Камень — везде камень, места помягче не найдешь. Строцци бросил спальник у самого завала, поближе к белой глыбе «киноэкрана». Бравый сержант ложиться не стал, присел посреди площадки и достал папиросы, пояснив, что берет дежурство на себя, поскольку вволю отоспался в уютном закутке с решетками на окнах. Уолтер и Анна переглянулись и отошли чуть в сторону, ближе к ведущим вниз ступеням.
Спальник… Еще один. Жесткий камень под ребрами, теплое дыхание у щеки.
* * *
— А мне уже интересно стало. Filo di Luna — путь в Небеса… Это не только физика.
— Ну ее, эту физику, Анна! Думать не хочу — ни о ней, ни о шпионах, ни о политике. Есть же нормальные люди, живут, работают, ни за кем не следят, никого не убивают.
— И о чем же думает нормальный парень из Нью-Йорка?
— О моральной стороне происходящего.
— Вальтер… Уолтер! Я не слепая и не мраморная. Но эта дорога закрыта навсегда. Есть…
— …человек, которого ты могла бы полюбить. Помню!

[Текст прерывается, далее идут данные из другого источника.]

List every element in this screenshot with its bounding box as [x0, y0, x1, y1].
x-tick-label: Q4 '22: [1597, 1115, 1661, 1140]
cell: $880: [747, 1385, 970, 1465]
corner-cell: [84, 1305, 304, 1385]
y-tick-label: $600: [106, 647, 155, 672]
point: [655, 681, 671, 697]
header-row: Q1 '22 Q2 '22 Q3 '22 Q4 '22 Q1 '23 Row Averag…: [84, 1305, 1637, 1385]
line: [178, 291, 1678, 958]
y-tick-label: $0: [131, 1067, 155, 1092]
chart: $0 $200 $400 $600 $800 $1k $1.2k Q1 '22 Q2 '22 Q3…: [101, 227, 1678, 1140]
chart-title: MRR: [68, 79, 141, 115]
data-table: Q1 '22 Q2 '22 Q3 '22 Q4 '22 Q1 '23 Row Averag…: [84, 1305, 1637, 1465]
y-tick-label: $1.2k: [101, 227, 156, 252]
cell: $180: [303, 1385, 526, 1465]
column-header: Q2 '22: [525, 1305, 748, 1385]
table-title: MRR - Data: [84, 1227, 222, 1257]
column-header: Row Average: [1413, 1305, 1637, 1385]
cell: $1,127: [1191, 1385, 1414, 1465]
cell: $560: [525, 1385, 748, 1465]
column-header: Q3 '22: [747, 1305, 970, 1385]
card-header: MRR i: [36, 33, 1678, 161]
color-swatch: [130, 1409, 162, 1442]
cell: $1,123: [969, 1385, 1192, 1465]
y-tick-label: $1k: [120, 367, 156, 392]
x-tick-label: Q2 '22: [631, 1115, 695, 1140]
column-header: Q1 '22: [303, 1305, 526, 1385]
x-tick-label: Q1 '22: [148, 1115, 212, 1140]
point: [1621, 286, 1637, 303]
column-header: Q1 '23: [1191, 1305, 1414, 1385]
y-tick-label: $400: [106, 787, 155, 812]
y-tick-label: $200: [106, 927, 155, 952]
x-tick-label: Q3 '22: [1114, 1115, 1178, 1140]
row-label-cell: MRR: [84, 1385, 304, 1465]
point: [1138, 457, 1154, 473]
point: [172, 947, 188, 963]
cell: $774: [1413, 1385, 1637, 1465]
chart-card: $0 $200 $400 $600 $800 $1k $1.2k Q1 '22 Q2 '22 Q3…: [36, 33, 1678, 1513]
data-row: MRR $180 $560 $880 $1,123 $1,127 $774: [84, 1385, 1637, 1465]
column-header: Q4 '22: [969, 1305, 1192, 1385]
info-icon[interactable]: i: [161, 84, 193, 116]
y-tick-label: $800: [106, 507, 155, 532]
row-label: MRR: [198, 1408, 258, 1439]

— И которого никогда не предам. Мне нечем тебя утешить, маленький Вальтер. Знаю, слова не помогут.
— Меня не надо утешать!
— Не буду. Тебе сейчас больно, и у твоей боли — мое лицо и мое сердце. Но есть нечто страшнее боли — понимание того, что уже ничего не изменить. Если ты веришь в чудо — верь. Так будет легче, маленький Вальтер! А сейчас — поспи.